Schmid-Sutter Carlo · Ständerat · 2005-05-31
Schmid-Sutter Carlo · Ständerat · Appenzell I.-Rh. · Christlichdemokratische Fraktion · 2005-05-31
Wortprotokoll
Ich bin mit einem gewissen Widerwillen an diese Vorlage herangetreten. Es ist eine Vorlage, welche ganz eindeutig überhaupt keine rechtliche, sondern eine rein wirtschaftliche Voraussetzung hat: Wir müssen unseren Banken in den USA das Geschäften weiter ermöglichen, weil sie jetzt behaupten, es sei in Zukunft bald einmal nicht mehr möglich, wenn wir das nicht tun. Man verlangt von uns, zu Kreuze zu kriechen, einmal mehr einen Canossa-Gang zu veranstalten. Ich bin einfach der Auffassung, dass sich dieses Land einmal überlegen muss, welche Werte es auf dem Altar der wirtschaftlichen Erpressbarkeit gegenüber den USA zu opfern gewillt ist.
Hier geht es darum - ich sage: einmal mehr -, den Amerikanern Vorstellungen zu bedienen, die nicht die unseren sind.
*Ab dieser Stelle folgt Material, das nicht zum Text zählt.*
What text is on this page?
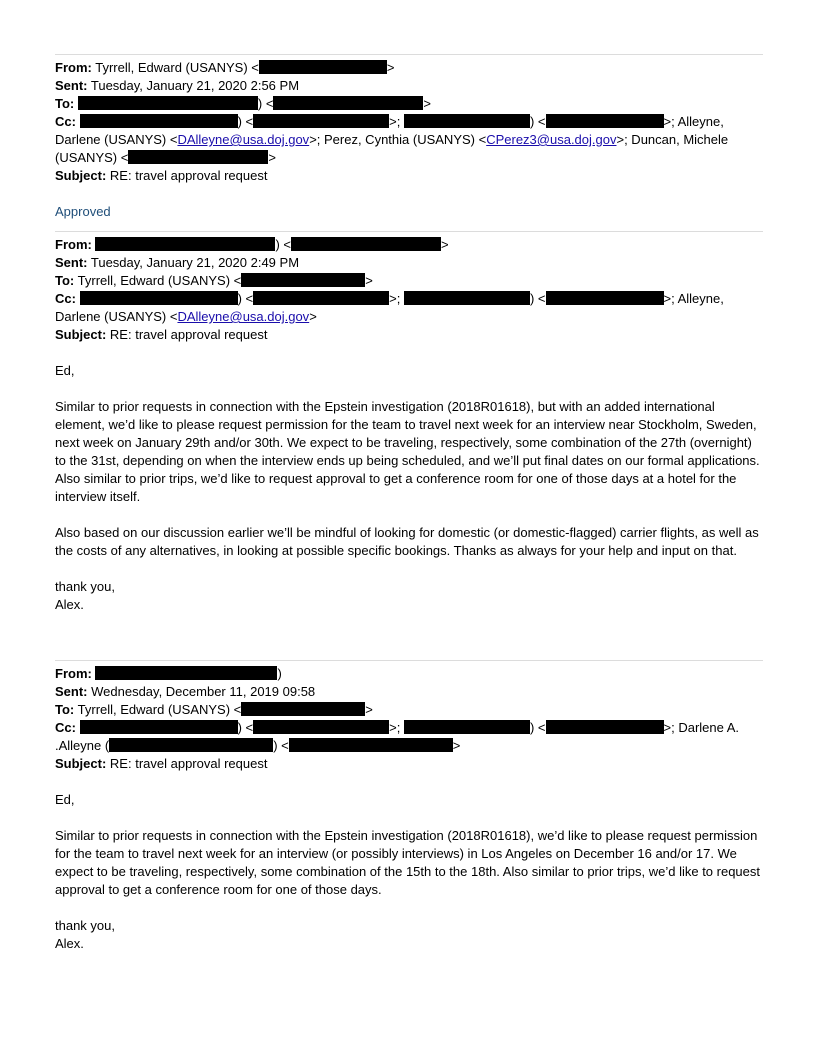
From: Tyrrell, Edward (USANYS) <	>
Sent: Tuesday, January 21, 2020 2:56 PM
To:	) <	>
Cc:	) <	>;	) <	>; Alleyne,
Darlene (USANYS) <DAlleyne@usa.doj.gov>; Perez, Cynthia (USANYS) <CPerez3@usa.doj.gov>; Duncan, Michele
(USANYS) <	>
Subject: RE: travel approval request

Approved

From:	) <	>
Sent: Tuesday, January 21, 2020 2:49 PM
To: Tyrrell, Edward (USANYS) <	>
Cc:	) <	>;	) <	>; Alleyne,
Darlene (USANYS) <DAlleyne@usa.doj.gov>
Subject: RE: travel approval request

Ed,

Similar to prior requests in connection with the Epstein investigation (2018R01618), but with an added international element, we’d like to please request permission for the team to travel next week for an interview near Stockholm, Sweden, next week on January 29th and/or 30th. We expect to be traveling, respectively, some combination of the 27th (overnight) to the 31st, depending on when the interview ends up being scheduled, and we’ll put final dates on our formal applications. Also similar to prior trips, we’d like to request approval to get a conference room for one of those days at a hotel for the interview itself.

Also based on our discussion earlier we’ll be mindful of looking for domestic (or domestic-flagged) carrier flights, as well as the costs of any alternatives, in looking at possible specific bookings. Thanks as always for your help and input on that.

thank you,

Alex.

From:	)
Sent: Wednesday, December 11, 2019 09:58
To: Tyrrell, Edward (USANYS) <	>
Cc:	) <	>;	) <	>; Darlene A.
.Alleyne (	) <	>
Subject: RE: travel approval request

Ed,

Similar to prior requests in connection with the Epstein investigation (2018R01618), we’d like to please request permission for the team to travel next week for an interview (or possibly interviews) in Los Angeles on December 16 and/or 17. We expect to be traveling, respectively, some combination of the 15th to the 18th. Also similar to prior trips, we’d like to request approval to get a conference room for one of those days.

thank you,

Alex.
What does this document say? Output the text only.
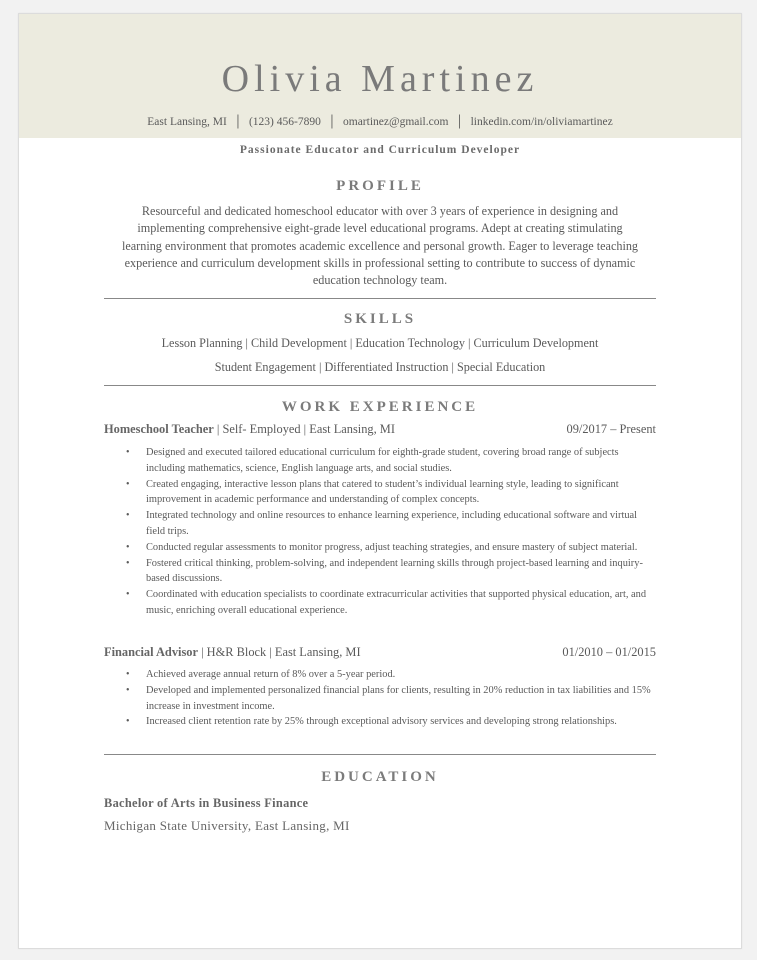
Olivia Martinez
East Lansing, MI │ (123) 456-7890 │ omartinez@gmail.com │ linkedin.com/in/oliviamartinez
Passionate Educator and Curriculum Developer
PROFILE
Resourceful and dedicated homeschool educator with over 3 years of experience in designing and
implementing comprehensive eight-grade level educational programs. Adept at creating stimulating
learning environment that promotes academic excellence and personal growth. Eager to leverage teaching
experience and curriculum development skills in professional setting to contribute to success of dynamic
education technology team.
SKILLS
Lesson Planning | Child Development | Education Technology | Curriculum Development
Student Engagement | Differentiated Instruction | Special Education
WORK EXPERIENCE
Homeschool Teacher | Self- Employed | East Lansing, MI	09/2017 – Present
• Designed and executed tailored educational curriculum for eighth-grade student, covering broad range of subjects including mathematics, science, English language arts, and social studies.
• Created engaging, interactive lesson plans that catered to student’s individual learning style, leading to significant improvement in academic performance and understanding of complex concepts.
• Integrated technology and online resources to enhance learning experience, including educational software and virtual field trips.
• Conducted regular assessments to monitor progress, adjust teaching strategies, and ensure mastery of subject material.
• Fostered critical thinking, problem-solving, and independent learning skills through project-based learning and inquiry-based discussions.
• Coordinated with education specialists to coordinate extracurricular activities that supported physical education, art, and music, enriching overall educational experience.
Financial Advisor | H&R Block | East Lansing, MI	01/2010 – 01/2015
• Achieved average annual return of 8% over a 5-year period.
• Developed and implemented personalized financial plans for clients, resulting in 20% reduction in tax liabilities and 15% increase in investment income.
• Increased client retention rate by 25% through exceptional advisory services and developing strong relationships.
EDUCATION
Bachelor of Arts in Business Finance
Michigan State University, East Lansing, MI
Mit diesem "litigation release", Herr Kommissionspräsident, können Sie in der Schweiz nichts vergleichen. Wenn ein paar supermitteilsame Untersuchungsrichter ohne grosse Respektierung des Persönlichkeitsschutzes das eine oder das andere preisgeben, sind das Missstände. Ein schöner Teil dessen, was Sie zitiert haben, sind nicht öffentlich verantwortete Pressemitteilungen oder Veröffentlichungen, sondern Resultate akribischer journalistischer Arbeit; das ist zweierlei. Solche Missstände in der Schweiz zum Anlass zu nehmen, sie nach aussen auch noch zu legitimieren, ist falsch. Im Gegenteil: Wir müssten schauen - und darauf wäre auch der Datenschutzbeauftragte einmal hinzuweisen -, dass dem Datenschutz in der Schweiz in dieser Hinsicht wieder mehr Gewicht beigemessen wird.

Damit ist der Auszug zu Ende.